Node.js (stream directly to a file or speaker)

javascript
import fetch from "node-fetch";
import { createWriteStream } from "node:fs";
import { pipeline } from "node:stream/promises";
 
async function streamTTS() {
  const response = await fetch("https://api.suonora.com/v1/audio/stream", {
    method: "POST",
    headers: {
      Authorization: "Bearer YOUR_API_KEY",
      "Content-Type": "application/json",
    },
    body: JSON.stringify({
      input: "Hello, this is Suonora streaming in real time!",
      model: "legacy-v2.5",
      voice: "axel",
    }),
  });
 
  if (!response.ok) throw new Error(`HTTP ${response.status}`);
 
  // Pipe the readable stream straight to a file (or Speaker / prism-media)
  await pipeline(response.body, createWriteStream("realtime.mp3"));
  console.log("Saved realtime.mp3");
}
 
streamTTS().catch(console.error);

Swap createWriteStream for a library like speaker or prism-media to play on-the-fly.


Browser Example (HTML + JS)

html
<!DOCTYPE html>
<html lang="en">
<head>
  <meta charset="UTF-8" />
  <title>Suonora TTS Streaming Demo</title>
</head>
<body>
  <button id="play">Stream & Play</button>
  <audio id="player" controls></audio>
 
  <script>
    document.getElementById("play").onclick = async () => {
      const res = await fetch("https://api.suonora.com/v1/audio/stream", {
        method: "POST",
        headers: {
          Authorization: "Bearer YOUR_API_KEY",
          "Content-Type": "application/json",
        },
        body: JSON.stringify({
          input: "Streaming from Suonora with minimal latency.",
          model: "legacy-v2.5",
          voice: "axel"
        }),
      });
 
      if (!res.ok) return alert("TTS request failed: " + res.status);
 
      // Convert ReadableStream -> MediaSource for immediate playback
      const mediaSource = new MediaSource();
      const audio = document.getElementById("player");
      audio.src = URL.createObjectURL(mediaSource);
      audio.play();
 
      mediaSource.addEventListener("sourceopen", async () => {
        const mime = 'audio/mpeg';
        const sourceBuffer = mediaSource.addSourceBuffer(mime);
 
        const reader = res.body.getReader();
        let done, value;
        while ({ done, value } = await reader.read(), !done) {
          sourceBuffer.appendBuffer(value);
          await new Promise(r => sourceBuffer.updating ? sourceBuffer.addEventListener("update", r, { once: true }) : r());
        }
        mediaSource.endOfStream();
      });
    };
  </script>
</body>
</html>

The MediaSource API feeds arriving chunks straight into the <audio> tag, so playback begins almost instantly.


Error Handling

Identical status codes and meanings as the normal endpoint (400, 401, 429, 500).

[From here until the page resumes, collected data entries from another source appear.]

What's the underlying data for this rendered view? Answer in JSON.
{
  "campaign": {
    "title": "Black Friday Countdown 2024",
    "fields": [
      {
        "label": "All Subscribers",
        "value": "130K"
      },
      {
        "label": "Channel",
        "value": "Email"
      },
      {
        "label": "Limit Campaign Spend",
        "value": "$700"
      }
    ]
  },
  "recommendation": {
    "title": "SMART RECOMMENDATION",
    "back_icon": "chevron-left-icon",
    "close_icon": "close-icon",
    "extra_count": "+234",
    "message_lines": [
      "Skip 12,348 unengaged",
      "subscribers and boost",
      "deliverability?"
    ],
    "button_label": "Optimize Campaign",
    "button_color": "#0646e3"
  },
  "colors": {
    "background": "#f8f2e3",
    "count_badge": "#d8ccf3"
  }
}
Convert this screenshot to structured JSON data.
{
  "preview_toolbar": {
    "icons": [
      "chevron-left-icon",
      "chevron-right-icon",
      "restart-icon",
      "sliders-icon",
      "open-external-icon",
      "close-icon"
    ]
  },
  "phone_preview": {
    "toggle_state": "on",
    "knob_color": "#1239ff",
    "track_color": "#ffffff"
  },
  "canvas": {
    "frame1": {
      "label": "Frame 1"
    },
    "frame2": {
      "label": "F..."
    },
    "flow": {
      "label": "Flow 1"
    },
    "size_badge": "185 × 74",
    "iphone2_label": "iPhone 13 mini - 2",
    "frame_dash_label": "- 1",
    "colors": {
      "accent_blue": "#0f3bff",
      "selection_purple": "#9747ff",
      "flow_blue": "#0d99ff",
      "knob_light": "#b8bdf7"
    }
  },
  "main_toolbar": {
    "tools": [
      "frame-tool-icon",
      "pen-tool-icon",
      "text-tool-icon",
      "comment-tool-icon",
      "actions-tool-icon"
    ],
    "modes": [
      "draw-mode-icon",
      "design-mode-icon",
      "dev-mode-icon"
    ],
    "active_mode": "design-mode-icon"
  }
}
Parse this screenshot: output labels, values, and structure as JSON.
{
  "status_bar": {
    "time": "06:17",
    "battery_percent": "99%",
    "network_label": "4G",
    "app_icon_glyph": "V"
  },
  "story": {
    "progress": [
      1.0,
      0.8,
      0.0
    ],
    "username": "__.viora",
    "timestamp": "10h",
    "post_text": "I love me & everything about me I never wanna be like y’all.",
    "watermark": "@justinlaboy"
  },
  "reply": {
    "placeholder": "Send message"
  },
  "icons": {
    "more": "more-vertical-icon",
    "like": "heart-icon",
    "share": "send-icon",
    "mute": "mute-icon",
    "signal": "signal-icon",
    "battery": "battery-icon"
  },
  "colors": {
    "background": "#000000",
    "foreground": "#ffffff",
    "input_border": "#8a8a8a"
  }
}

For transient network issues during a long stream, reconnect and resend the request—Suonora’s engine will resume where possible.


Best Practices (Streaming)

  • Keep connections alive. HTTP/2 or keep-alive sockets reduce handshake latency.
  • Back-pressure. Consume data continuously; otherwise the server may slow down or close the stream.
  • Progressive UI. Start playing audio as soon as the first chunks arrive for the snappiest UX.
  • Reuse logic. The same caching, retry, and chunk-splitting advice from the normal API applies here.

Changelog

  • v1.3.0May 2025 New endpoint /v1/audio/stream – real-time chunked MP3 streaming.

Enjoy ultra-low-latency speech synthesis with Suonora’s Streaming API!